A prime example is the corrado. VW just dropped it, and they didn't replace it with something better.

This also works for the Escort Cosworth and the Lotus Carlton, both of which are sure fire classics.

Don't you mean successor?
 
Makes sense, as there is no real successor. I suppose FTO, Prelude, Alpha GTA, CTR are all simlar though, but none have a turbo.
 
That would be the R34GTR instead of the R32 (forget the R33 - thats no classic). The problem with R34 just like the escort cosworth you mention is that it will never be available for 7K in good condition.
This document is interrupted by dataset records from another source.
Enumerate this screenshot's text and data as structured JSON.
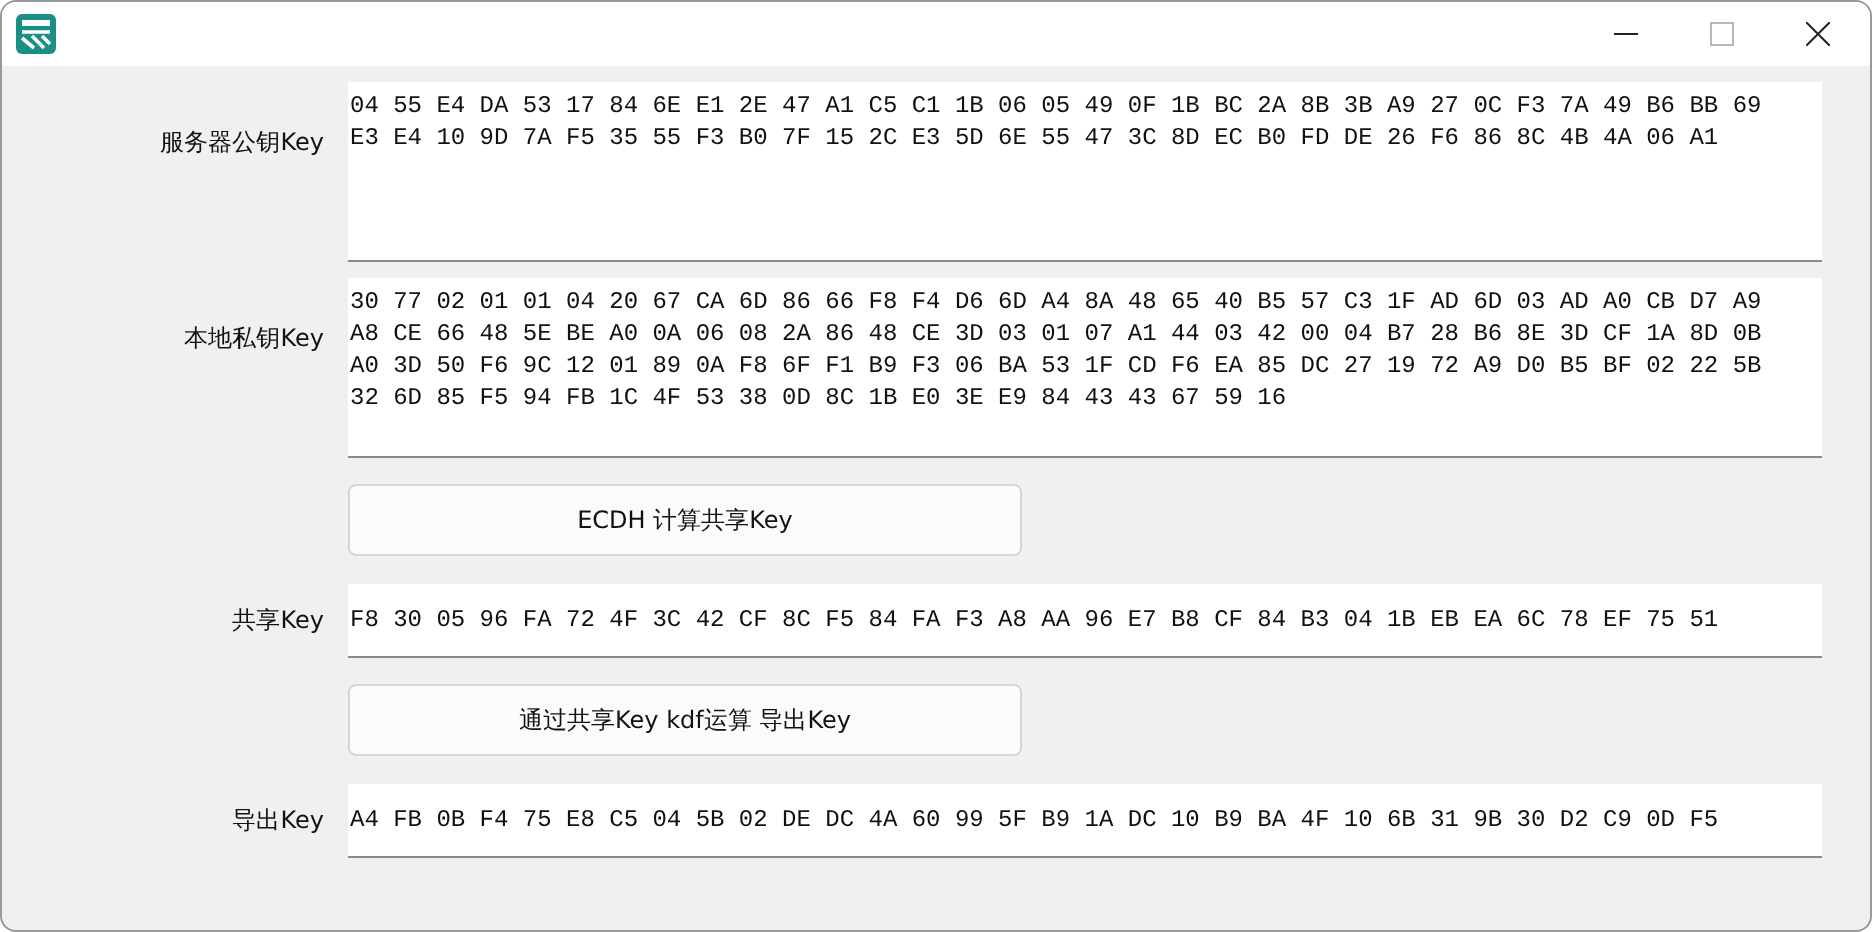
{
  "fields": [
    {
      "kind": "multiline",
      "label": "服务器公钥Key",
      "lines": [
        "04 55 E4 DA 53 17 84 6E E1 2E 47 A1 C5 C1 1B 06 05 49 0F 1B BC 2A 8B 3B A9 27 0C F3 7A 49 B6 BB 69",
        "E3 E4 10 9D 7A F5 35 55 F3 B0 7F 15 2C E3 5D 6E 55 47 3C 8D EC B0 FD DE 26 F6 86 8C 4B 4A 06 A1"
      ]
    },
    {
      "kind": "multiline",
      "label": "本地私钥Key",
      "lines": [
        "30 77 02 01 01 04 20 67 CA 6D 86 66 F8 F4 D6 6D A4 8A 48 65 40 B5 57 C3 1F AD 6D 03 AD A0 CB D7 A9",
        "A8 CE 66 48 5E BE A0 0A 06 08 2A 86 48 CE 3D 03 01 07 A1 44 03 42 00 04 B7 28 B6 8E 3D CF 1A 8D 0B",
        "A0 3D 50 F6 9C 12 01 89 0A F8 6F F1 B9 F3 06 BA 53 1F CD F6 EA 85 DC 27 19 72 A9 D0 B5 BF 02 22 5B",
        "32 6D 85 F5 94 FB 1C 4F 53 38 0D 8C 1B E0 3E E9 84 43 43 67 59 16"
      ]
    },
    {
      "kind": "button",
      "text": "ECDH 计算共享Key"
    },
    {
      "kind": "single",
      "label": "共享Key",
      "lines": [
        "F8 30 05 96 FA 72 4F 3C 42 CF 8C F5 84 FA F3 A8 AA 96 E7 B8 CF 84 B3 04 1B EB EA 6C 78 EF 75 51"
      ]
    },
    {
      "kind": "button",
      "text": "通过共享Key kdf运算 导出Key"
    },
    {
      "kind": "single",
      "label": "导出Key",
      "lines": [
        "A4 FB 0B F4 75 E8 C5 04 5B 02 DE DC 4A 60 99 5F B9 1A DC 10 B9 BA 4F 10 6B 31 9B 30 D2 C9 0D F5"
      ]
    }
  ]
}
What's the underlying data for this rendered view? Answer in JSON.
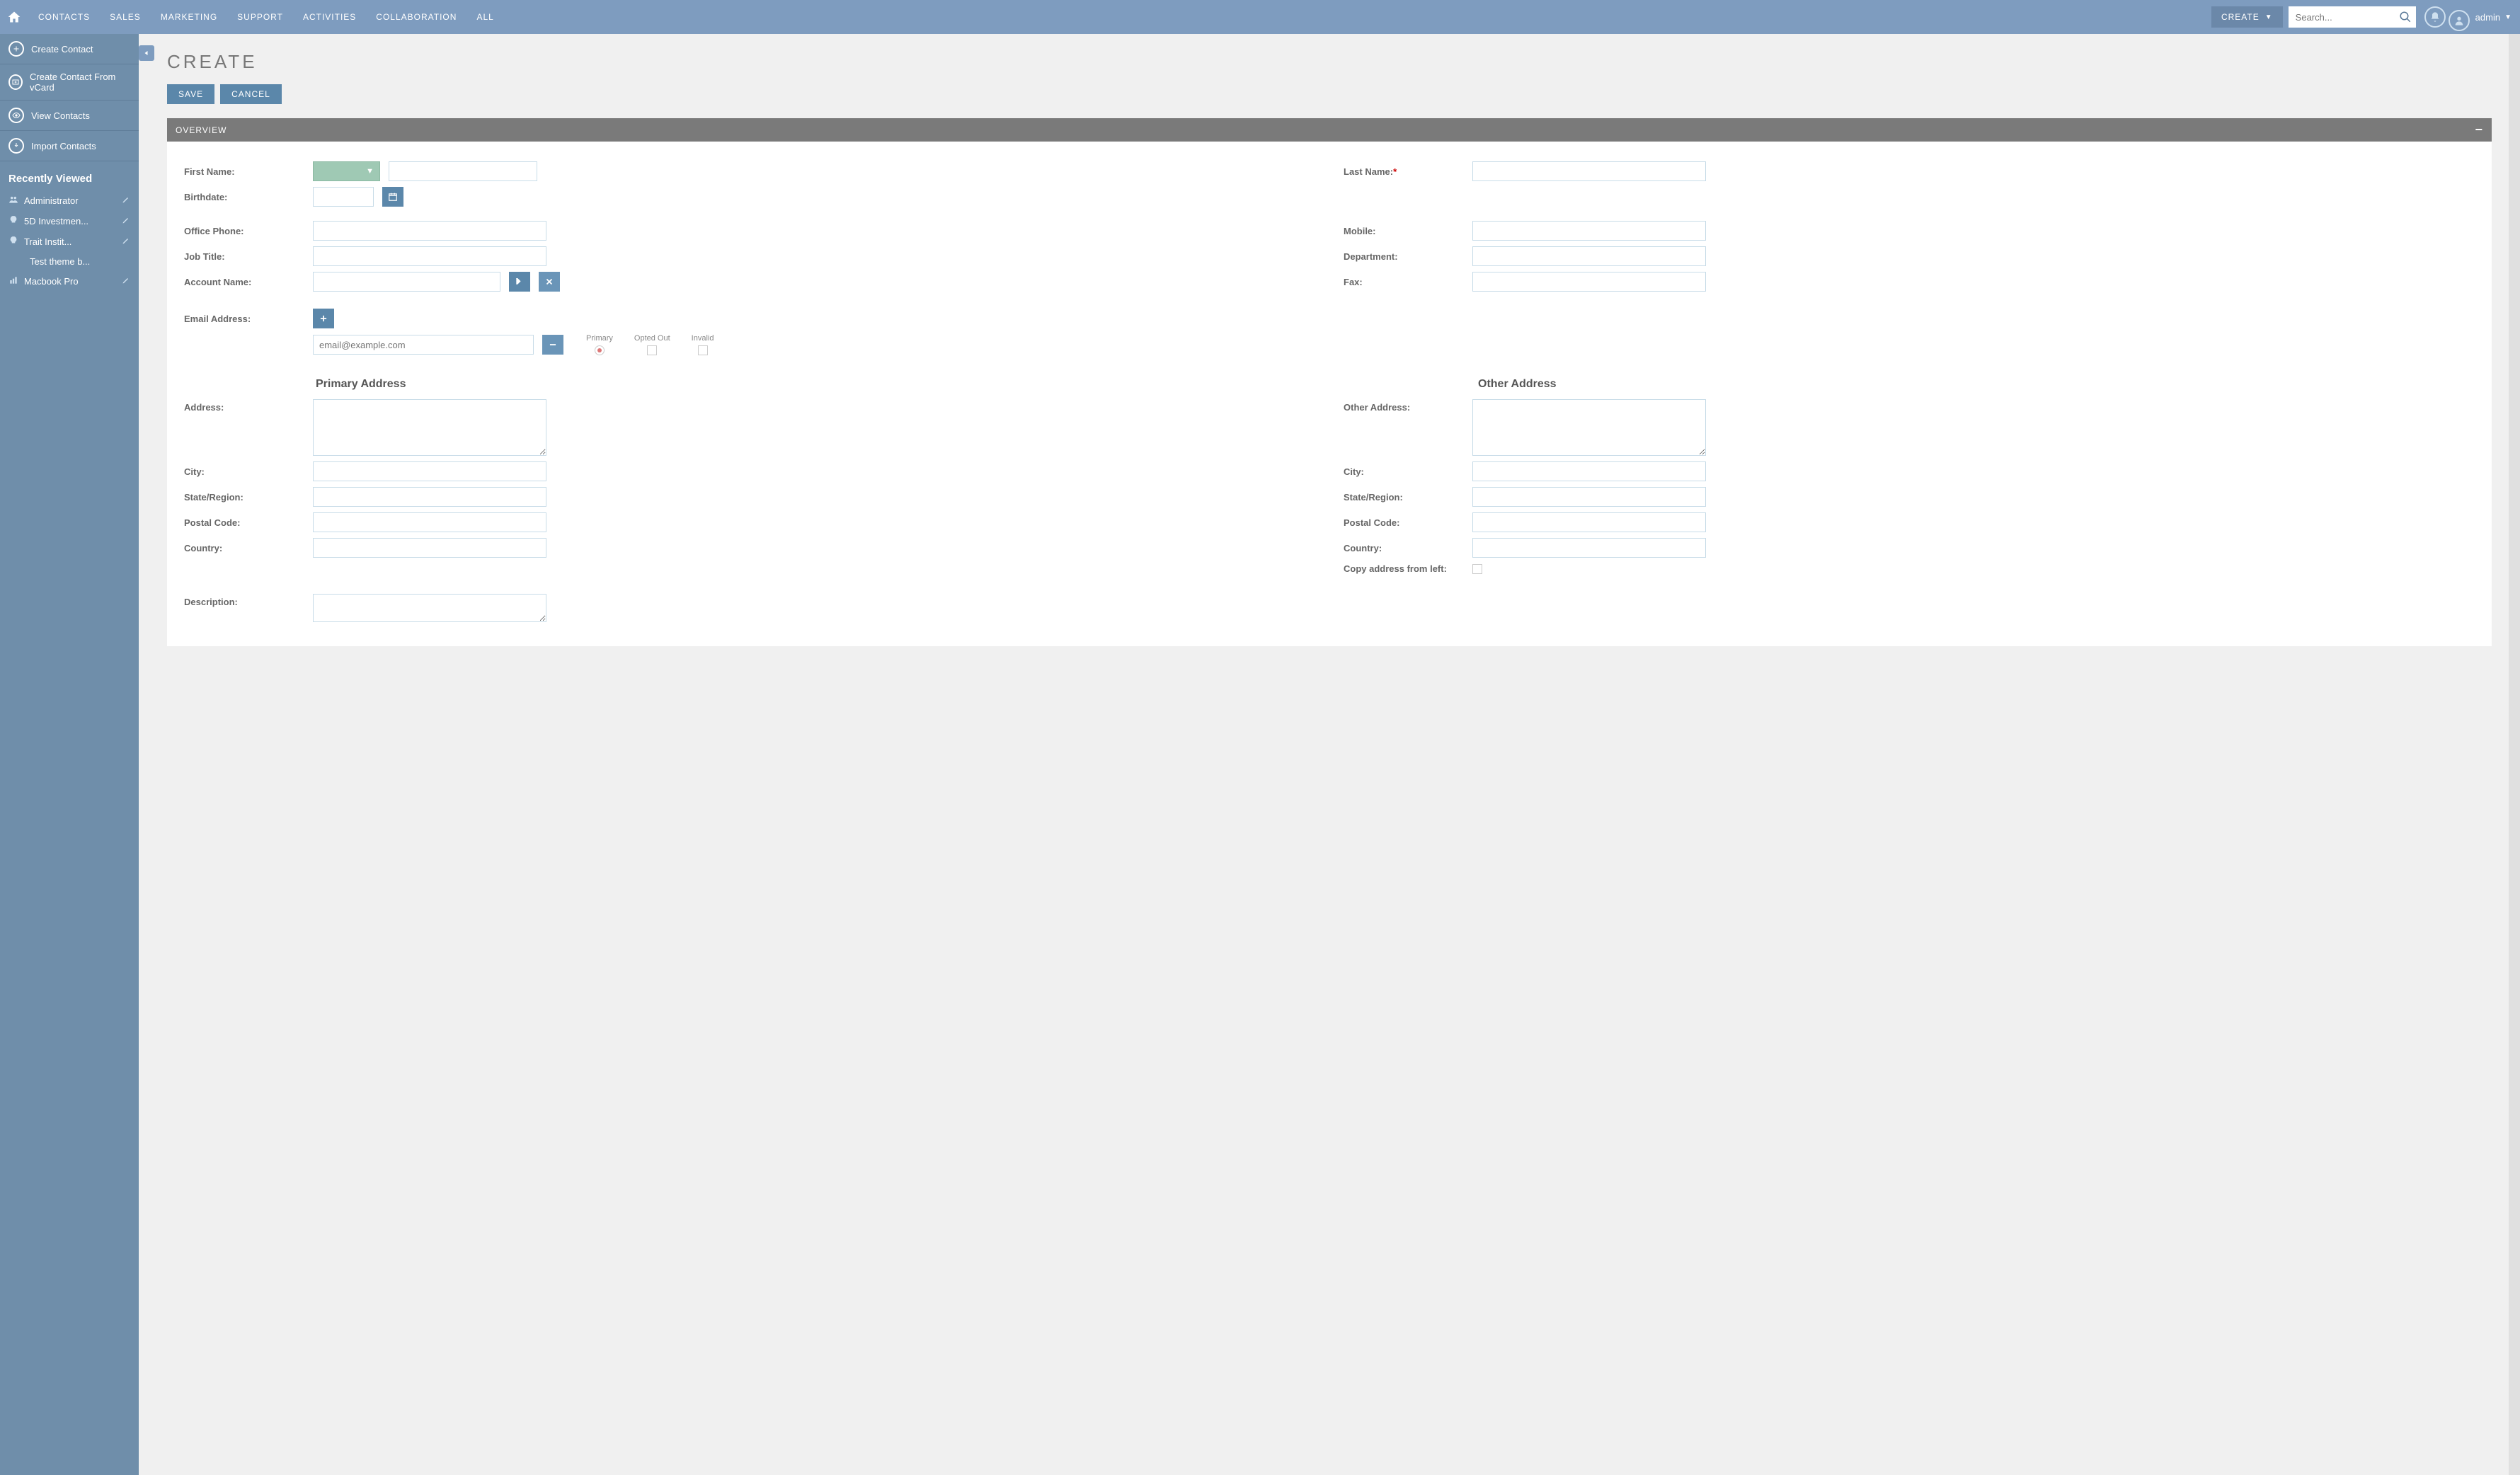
{
  "nav": {
    "tabs": [
      "CONTACTS",
      "SALES",
      "MARKETING",
      "SUPPORT",
      "ACTIVITIES",
      "COLLABORATION",
      "ALL"
    ],
    "create_btn": "CREATE",
    "search_placeholder": "Search...",
    "user": "admin"
  },
  "sidebar": {
    "actions": [
      {
        "label": "Create Contact",
        "icon": "plus"
      },
      {
        "label": "Create Contact From vCard",
        "icon": "vcard"
      },
      {
        "label": "View Contacts",
        "icon": "eye"
      },
      {
        "label": "Import Contacts",
        "icon": "download"
      }
    ],
    "recent_header": "Recently Viewed",
    "recent": [
      {
        "label": "Administrator",
        "icon": "people",
        "edit": true
      },
      {
        "label": "5D Investmen...",
        "icon": "bulb",
        "edit": true
      },
      {
        "label": "Trait Instit...",
        "icon": "bulb",
        "edit": true
      },
      {
        "label": "Test theme b...",
        "icon": "",
        "edit": false
      },
      {
        "label": "Macbook Pro",
        "icon": "chart",
        "edit": true
      }
    ]
  },
  "page": {
    "title": "CREATE",
    "save": "SAVE",
    "cancel": "CANCEL",
    "section": "OVERVIEW"
  },
  "form": {
    "first_name": "First Name:",
    "last_name": "Last Name:",
    "birthdate": "Birthdate:",
    "office_phone": "Office Phone:",
    "mobile": "Mobile:",
    "job_title": "Job Title:",
    "department": "Department:",
    "account_name": "Account Name:",
    "fax": "Fax:",
    "email": "Email Address:",
    "email_placeholder": "email@example.com",
    "email_primary": "Primary",
    "email_optout": "Opted Out",
    "email_invalid": "Invalid",
    "primary_addr": "Primary Address",
    "other_addr": "Other Address",
    "address": "Address:",
    "other_address": "Other Address:",
    "city": "City:",
    "state": "State/Region:",
    "postal": "Postal Code:",
    "country": "Country:",
    "copy_addr": "Copy address from left:",
    "description": "Description:"
  }
}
Now the VW corrado... Problem with that is that everyone is expecting that to be a future classic. Makes conning those little old grannies with 20 year old ones making hey in their barn harder to scam. 5K for a decent one currently is difficult to stomach being that there are much better cars in the class avaible for less.
 
It'll be something utterly rubbish with virtually zero redeeming features widely recognised as being rubbish that'll suddenly become retro-cool in 15 years time.

Step forward Perodua Kelisa.

It is virtually impossible to predict which cars will become classics becuase what makes a car a classic is often something irrational and difficult to predict. Nobody would have said the Mk2 Ford Escort would ever become a classic back in 1985 when they were absolutely everywhere, but it did :)

As for the Clio Cup, no chance. I know Gilly owns one and thus he will never let go of the notion that one day it's a classic, but I can't really see it happening. The V6, perhaps, but nothing else. Even the Clio Williams of old isn't exactly a reknowned classic, everyone knows it was special but it's not a classic in the same way that a 205 GTi is or a mint Mk1 Golf GTi is.